Chesapeake’s market capitalization is currently about $12 billion, while Southwestern’s market cap is around $8 billion. A combined company would sit around $20 billion.
“Only eight companies in our coverage group are larger by market cap,” Capital One Securities analysts said in an analyst report. “Among gas-focused peers, only [Coterra] would be larger at ~$21.5 billion.”
Holding for gas glory
Gas producers have been exposed to severe price volatility in the past year or so. Natural gas prices skyrocketed in 2022 due to a confluence of geopolitical and macroeconomic factors like Russia’s invasion of Ukraine and rapidly rising demand as the globe emerged from the doldrums of the COVID-19 downturn.
Natural gas prices spiked to more than $9/MMBtu last summer, according to data from the U.S. Energy Information Administration. Gas E&Ps raised output and chased high prices accordingly.
But natural gas prices have collapsed dramatically since then, fueled by oversupply, weakening demand and higher-than-average levels of storage inventory.
Henry Hub natural gas prices are expected to average $2.61 in 2023—down nearly 60% from an average of $6.42 last year, the EIA laid out in its most recent forecast.
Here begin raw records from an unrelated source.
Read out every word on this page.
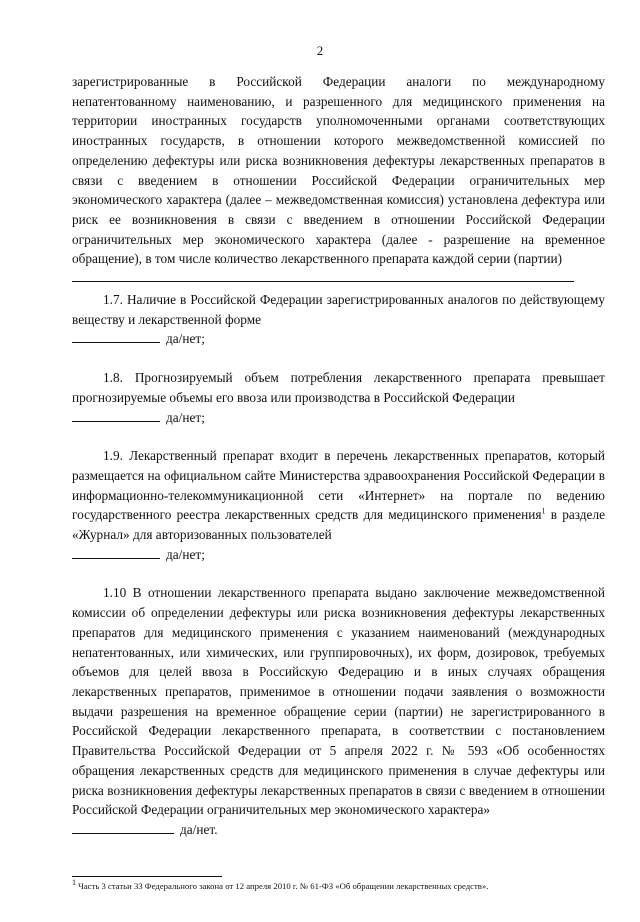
2

зарегистрированные в Российской Федерации аналоги по международному непатентованному наименованию, и разрешенного для медицинского применения на территории иностранных государств уполномоченными органами соответствующих иностранных государств, в отношении которого межведомственной комиссией по определению дефектуры или риска возникновения дефектуры лекарственных препаратов в связи с введением в отношении Российской Федерации ограничительных мер экономического характера (далее – межведомственная комиссия) установлена дефектура или риск ее возникновения в связи с введением в отношении Российской Федерации ограничительных мер экономического характера (далее - разрешение на временное обращение), в том числе количество лекарственного препарата каждой серии (партии)

1.7. Наличие в Российской Федерации зарегистрированных аналогов по действующему веществу и лекарственной форме

да/нет;

1.8. Прогнозируемый объем потребления лекарственного препарата превышает прогнозируемые объемы его ввоза или производства в Российской Федерации

да/нет;

1.9. Лекарственный препарат входит в перечень лекарственных препаратов, который размещается на официальном сайте Министерства здравоохранения Российской Федерации в информационно-телекоммуникационной сети «Интернет» на портале по ведению государственного реестра лекарственных средств для медицинского применения$^1$ в разделе «Журнал» для авторизованных пользователей

да/нет;

1.10 В отношении лекарственного препарата выдано заключение межведомственной комиссии об определении дефектуры или риска возникновения дефектуры лекарственных препаратов для медицинского применения с указанием наименований (международных непатентованных, или химических, или группировочных), их форм, дозировок, требуемых объемов для целей ввоза в Российскую Федерацию и в иных случаях обращения лекарственных препаратов, применимое в отношении подачи заявления о возможности выдачи разрешения на временное обращение серии (партии) не зарегистрированного в Российской Федерации лекарственного препарата, в соответствии с постановлением Правительства Российской Федерации от 5 апреля 2022 г. № 593 «Об особенностях обращения лекарственных средств для медицинского применения в случае дефектуры или риска возникновения дефектуры лекарственных препаратов в связи с введением в отношении Российской Федерации ограничительных мер экономического характера»

да/нет.

$^1$ Часть 3 статьи 33 Федерального закона от 12 апреля 2010 г. № 61-ФЗ «Об обращении лекарственных средств».
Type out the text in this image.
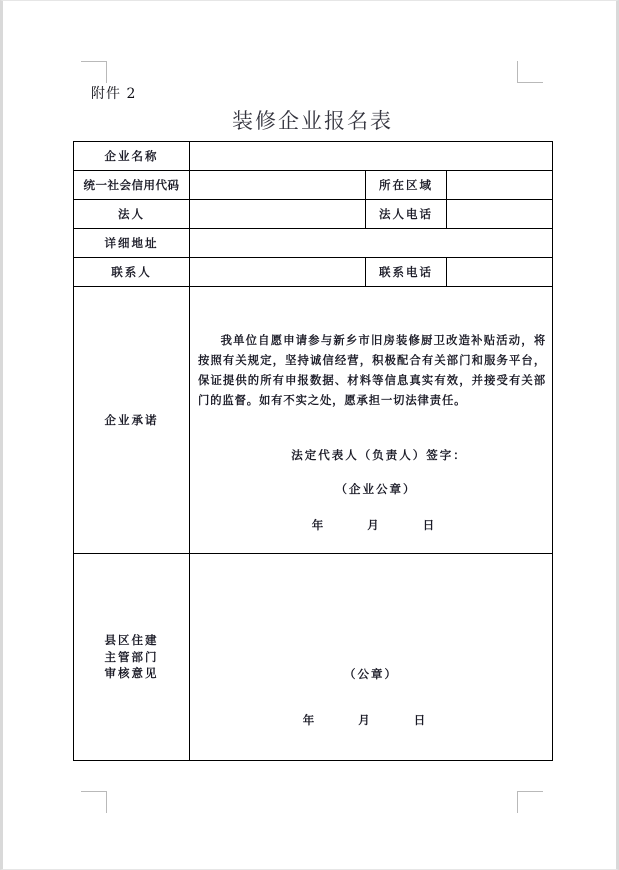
附件 2
装修企业报名表
企业名称			
统一社会信用代码		所在区域	
法人		法人电话	
详细地址			
联系人		联系电话	
企业承诺	我单位自愿申请参与新乡市旧房装修厨卫改造补贴活动，将按照有关规定，坚持诚信经营，积极配合有关部门和服务平台，保证提供的所有申报数据、材料等信息真实有效，并接受有关部门的监督。如有不实之处，愿承担一切法律责任。

法定代表人（负责人）签字：
（企业公章）
年 月 日		

县区住建
主管部门
审核意见	（公章）
年	月	日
Throughout this period of low prices, gas producers have kept their eyes fixated on the proverbial light at the end of the tunnel: rising demand from Gulf Coast LNG developers.
Gas demand to fuel U.S. LNG exports is forecasted to grow by 17.4 Bcf/d between 2023 and 2030, according to East Daley Analytics data. Total peak LNG export capacity in 2022 was about 13.9 Bcf/d, EIA figures show.
It’s such a huge amount of demand growth, some of the nation’s most adept gas producers wonder where all of that gas is going to come from.
That significant uptick in demand is expected to deliver a major lift to natural gas prices in the years to come and higher natural gas prices could fuel more M&A by gas-focused E&Ps.
“While oil has dominated headlines lately on the back of geopolitical concerns and Exxon Mobil Corporation’s acquisition of [Pioneer] last week, we would not be surprised with an increase in M&A on the natural gas side given the visibility to improved prices from LNG demand in 2025+,” said Gabriele Sorbara, managing director of equity research at Siebert Williams Shank & Co.